今思うとそれは独特な物語で、桃太郎でもカチカチ山でもなく、一寸法師やかぐや姫でもない。
王子様とお姫様が出てきて、笑ったり、怒ったり、泣いたり、そしてまた笑う――絵本を読んでいるわけでもないのに、曾祖母はいつも楽しい話を聞かせてくれた。
それはまるで、思い出を懐かしむような、記憶を蘇らせているような物語だった。
「おばあちゃま。それで? かおる姫はどうなったの?」
曾祖母は添い寝をするような人ではなかった。
幼い私を布団に寝かせて、その布団の隣に正座して背中をぴんと伸ばしていた。
いつも淡い色の着物を着て、幼子を見下ろす視線は優しいものばかりだったのを覚えている。
曾祖母の話す物語の主人公は、いつも「かおる姫」だ。
大きくなってから知ったことだが、それは若い頃、神隠しにあったという曾祖母の妹の名前だった。

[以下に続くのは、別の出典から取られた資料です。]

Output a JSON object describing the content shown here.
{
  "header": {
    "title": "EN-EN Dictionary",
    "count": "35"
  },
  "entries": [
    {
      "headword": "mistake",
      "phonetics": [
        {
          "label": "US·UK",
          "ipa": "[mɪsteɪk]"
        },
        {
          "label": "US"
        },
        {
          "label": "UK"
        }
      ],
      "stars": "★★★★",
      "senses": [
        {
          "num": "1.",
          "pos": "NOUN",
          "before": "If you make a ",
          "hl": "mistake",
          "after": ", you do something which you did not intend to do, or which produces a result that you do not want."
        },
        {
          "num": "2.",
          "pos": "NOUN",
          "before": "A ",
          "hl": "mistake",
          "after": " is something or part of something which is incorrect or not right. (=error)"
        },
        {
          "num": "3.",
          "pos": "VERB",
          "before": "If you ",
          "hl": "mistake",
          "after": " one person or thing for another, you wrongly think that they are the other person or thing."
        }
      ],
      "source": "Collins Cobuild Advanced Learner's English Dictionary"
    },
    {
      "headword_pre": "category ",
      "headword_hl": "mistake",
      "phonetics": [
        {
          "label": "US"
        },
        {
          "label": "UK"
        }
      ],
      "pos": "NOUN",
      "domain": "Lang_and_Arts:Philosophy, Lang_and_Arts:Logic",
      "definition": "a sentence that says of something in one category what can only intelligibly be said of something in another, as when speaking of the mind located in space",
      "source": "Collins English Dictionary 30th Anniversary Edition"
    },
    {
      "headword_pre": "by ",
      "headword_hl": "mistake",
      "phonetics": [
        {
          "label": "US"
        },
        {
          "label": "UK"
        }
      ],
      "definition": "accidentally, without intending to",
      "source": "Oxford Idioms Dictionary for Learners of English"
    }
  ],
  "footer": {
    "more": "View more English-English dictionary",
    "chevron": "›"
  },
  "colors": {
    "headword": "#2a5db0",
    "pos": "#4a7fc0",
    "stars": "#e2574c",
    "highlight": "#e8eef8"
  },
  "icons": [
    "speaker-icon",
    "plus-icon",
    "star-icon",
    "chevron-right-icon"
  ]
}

かおる姫はとても可愛くて、優しくて、誰もがかおる姫を好きになる。
そんなお姫様だった。
幼い私が布団から曾祖母を見上げると、薄い手のひらが子供の身体の分膨らんだ布団を優しく叩いた。
「かおる姫は、王子様と、お友達に囲まれて、幸せに幸せに暮らしました」
曾祖母の顔は、何より本人が一番幸せそうだった。
だからかおる姫は本当に幸せだったのだと、幼い私は疑うことなどなかった。
そして物語の最後は、曾祖母の口癖で締められる。
「左の真ん中に桃色を、真ん中の上に空色を、右の下に草色を入れて、続きは夢の中に」
不思議な呪文のようだった。
唄うように口にするときの曾祖母の顔は忘れられない。
それは本当に、夢の中にいるような幸せそうな顔だった――
いつも違うジャンルを書いているんですが、こういうのも大好きです。心の思うままに書きます。